Все, кто был на сцене, подбежали к занавесу. Но дырок на всех не хватило, а меня совсем оттеснили. Я быстро спрыгнул с подмостков и, отбежав шага два в сторону, остановился у глухой полотняной стенки, которая отделяла актовый зал от сцены. Я мигом достал карандаш и проколупал в полотне очень удобную дырку. Через эту дырку я увидел, как батько Петлюра со свитой вошел в зал. Навстречу ему выскочил Прокопович и, уронив палку, обнял атамана. Они поцеловались. Даже здесь, за сценой, было слышно, как кто-то из них смачно чмокнул мясистыми губами. Все гимназисты вскочили со своих мест и заорали «слава».
Петлюра махнул им рукой, чтобы они садились, а сам направился дальше. Он прошел под самой сценой и сел в ложе, в каких-нибудь пяти шагах от меня. Очень было неприятно смотреть на него в упор — так и хотелось все время отвернуться, но я, пересилив страх, смотрел.
Одетый в синий, наглухо застегнутый френч Петлюра сидел в ложе в плюшевом кресле, заложив ногу на ногу. В руках он держал фуражку-«керенку» с золотым трезубцем на околыше.
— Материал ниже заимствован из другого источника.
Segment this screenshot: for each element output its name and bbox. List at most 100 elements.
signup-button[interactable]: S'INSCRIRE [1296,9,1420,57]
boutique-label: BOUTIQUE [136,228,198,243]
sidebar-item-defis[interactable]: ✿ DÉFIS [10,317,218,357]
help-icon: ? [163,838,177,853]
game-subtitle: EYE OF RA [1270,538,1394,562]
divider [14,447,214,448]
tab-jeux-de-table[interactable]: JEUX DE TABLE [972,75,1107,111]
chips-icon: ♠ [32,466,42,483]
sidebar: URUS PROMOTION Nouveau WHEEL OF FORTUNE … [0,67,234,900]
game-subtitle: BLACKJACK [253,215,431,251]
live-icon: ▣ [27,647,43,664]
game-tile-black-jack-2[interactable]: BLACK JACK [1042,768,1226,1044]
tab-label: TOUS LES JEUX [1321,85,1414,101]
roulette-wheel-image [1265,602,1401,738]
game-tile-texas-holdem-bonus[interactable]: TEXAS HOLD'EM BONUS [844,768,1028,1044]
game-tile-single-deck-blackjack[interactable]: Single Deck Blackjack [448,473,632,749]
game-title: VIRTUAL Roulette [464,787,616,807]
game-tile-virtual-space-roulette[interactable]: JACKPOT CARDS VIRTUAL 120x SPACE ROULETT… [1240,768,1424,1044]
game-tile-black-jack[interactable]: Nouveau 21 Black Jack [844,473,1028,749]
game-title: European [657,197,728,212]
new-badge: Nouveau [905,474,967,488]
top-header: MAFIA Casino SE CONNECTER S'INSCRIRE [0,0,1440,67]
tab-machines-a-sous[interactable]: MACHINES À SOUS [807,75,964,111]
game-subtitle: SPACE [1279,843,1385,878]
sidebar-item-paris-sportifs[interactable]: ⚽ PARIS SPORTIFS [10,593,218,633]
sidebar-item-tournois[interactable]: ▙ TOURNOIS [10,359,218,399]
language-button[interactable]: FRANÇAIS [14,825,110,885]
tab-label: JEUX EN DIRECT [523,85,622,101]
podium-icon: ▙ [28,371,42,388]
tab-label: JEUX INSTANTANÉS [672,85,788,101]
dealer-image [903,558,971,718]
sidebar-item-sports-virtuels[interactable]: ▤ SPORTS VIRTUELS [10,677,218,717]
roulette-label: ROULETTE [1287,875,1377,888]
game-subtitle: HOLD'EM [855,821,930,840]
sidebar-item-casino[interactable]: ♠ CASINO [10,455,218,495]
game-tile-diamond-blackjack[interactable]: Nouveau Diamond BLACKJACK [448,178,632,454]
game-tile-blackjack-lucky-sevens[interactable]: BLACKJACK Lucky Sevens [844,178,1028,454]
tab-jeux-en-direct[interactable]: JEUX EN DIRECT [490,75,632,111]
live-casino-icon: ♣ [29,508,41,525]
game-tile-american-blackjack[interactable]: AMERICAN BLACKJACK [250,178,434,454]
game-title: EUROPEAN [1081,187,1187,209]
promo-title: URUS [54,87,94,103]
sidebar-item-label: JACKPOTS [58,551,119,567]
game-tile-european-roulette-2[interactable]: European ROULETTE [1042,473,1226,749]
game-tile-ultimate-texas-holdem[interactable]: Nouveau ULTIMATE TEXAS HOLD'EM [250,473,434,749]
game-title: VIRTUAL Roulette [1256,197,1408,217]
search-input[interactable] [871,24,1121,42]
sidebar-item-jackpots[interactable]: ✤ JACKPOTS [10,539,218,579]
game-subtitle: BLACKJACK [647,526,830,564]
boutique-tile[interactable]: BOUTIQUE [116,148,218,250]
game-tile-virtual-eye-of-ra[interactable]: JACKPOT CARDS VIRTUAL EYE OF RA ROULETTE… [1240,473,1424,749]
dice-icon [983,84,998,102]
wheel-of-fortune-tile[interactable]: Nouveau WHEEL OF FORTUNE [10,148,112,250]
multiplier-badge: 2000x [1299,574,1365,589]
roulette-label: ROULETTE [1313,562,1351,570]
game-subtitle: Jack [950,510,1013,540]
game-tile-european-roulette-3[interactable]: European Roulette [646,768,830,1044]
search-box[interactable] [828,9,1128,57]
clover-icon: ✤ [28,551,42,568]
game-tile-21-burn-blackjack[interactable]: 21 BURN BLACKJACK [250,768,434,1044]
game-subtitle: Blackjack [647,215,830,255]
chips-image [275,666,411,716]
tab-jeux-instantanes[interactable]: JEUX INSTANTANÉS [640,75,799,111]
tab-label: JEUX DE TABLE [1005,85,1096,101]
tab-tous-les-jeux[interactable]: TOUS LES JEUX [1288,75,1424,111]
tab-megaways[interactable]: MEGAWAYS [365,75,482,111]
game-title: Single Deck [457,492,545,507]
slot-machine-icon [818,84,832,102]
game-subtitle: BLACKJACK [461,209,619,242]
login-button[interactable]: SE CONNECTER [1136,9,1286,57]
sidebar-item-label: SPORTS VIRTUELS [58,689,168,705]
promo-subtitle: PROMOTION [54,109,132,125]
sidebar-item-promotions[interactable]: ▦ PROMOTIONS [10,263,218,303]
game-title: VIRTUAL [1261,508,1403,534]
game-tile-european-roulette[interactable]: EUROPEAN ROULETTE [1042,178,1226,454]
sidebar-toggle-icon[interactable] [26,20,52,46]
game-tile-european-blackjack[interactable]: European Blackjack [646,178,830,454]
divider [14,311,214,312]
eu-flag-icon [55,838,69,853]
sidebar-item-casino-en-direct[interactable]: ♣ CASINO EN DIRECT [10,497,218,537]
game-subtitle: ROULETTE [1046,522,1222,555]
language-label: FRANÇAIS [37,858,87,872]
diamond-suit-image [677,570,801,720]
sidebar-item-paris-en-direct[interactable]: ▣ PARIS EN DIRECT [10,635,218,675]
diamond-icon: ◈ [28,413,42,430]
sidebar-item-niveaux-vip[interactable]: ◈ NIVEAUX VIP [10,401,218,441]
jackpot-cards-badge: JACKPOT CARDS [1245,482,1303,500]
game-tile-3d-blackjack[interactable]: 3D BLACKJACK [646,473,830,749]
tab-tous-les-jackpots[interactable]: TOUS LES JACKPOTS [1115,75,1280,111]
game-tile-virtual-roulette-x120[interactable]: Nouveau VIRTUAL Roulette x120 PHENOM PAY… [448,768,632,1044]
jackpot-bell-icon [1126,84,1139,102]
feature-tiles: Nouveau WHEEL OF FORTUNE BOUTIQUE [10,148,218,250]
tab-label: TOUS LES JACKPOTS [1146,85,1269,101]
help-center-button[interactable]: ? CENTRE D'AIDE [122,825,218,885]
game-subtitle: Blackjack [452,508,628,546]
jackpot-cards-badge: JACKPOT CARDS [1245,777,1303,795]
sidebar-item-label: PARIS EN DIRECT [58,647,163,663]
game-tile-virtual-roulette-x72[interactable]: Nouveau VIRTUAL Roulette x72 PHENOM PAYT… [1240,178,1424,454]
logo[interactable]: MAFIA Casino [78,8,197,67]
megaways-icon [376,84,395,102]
Волосы у Петлюры были зачесаны налево и лежали гладко: наверно, он смазал их репейным маслом.
Мне показалось, что я где-то видел Петлюру, но где — я сперва припомнить не мог, а вспомнил только после: на жестяной, выгоревшей от солнца вывеске у нашего зареченского парикмахера Новижена был нарисован вот такой же прилизанный, надменный мужчина.
Петлюра все время озирался по сторонам; один раз он даже нагнулся и незаметно посмотрел под мягкий пружинный стул, на котором сидел, и, увидев, что под стулом никого нет, уже спокойнее стал рассматривать портреты своих министров.
За плечами у батьки на деревянных перилах ложи сидел начальник контрразведки Чеботарев. Чеботареву было скучно тут, в гимназии. Широкоплечий, с лицом, изрытым оспой, одетый в серую австрийскую форму, с тяжелым маузером на боку, Чеботарев позевывал — видно, ему очень хотелось уйти. Кроме Чеботарева, других петлюровских старшин в ложе не было.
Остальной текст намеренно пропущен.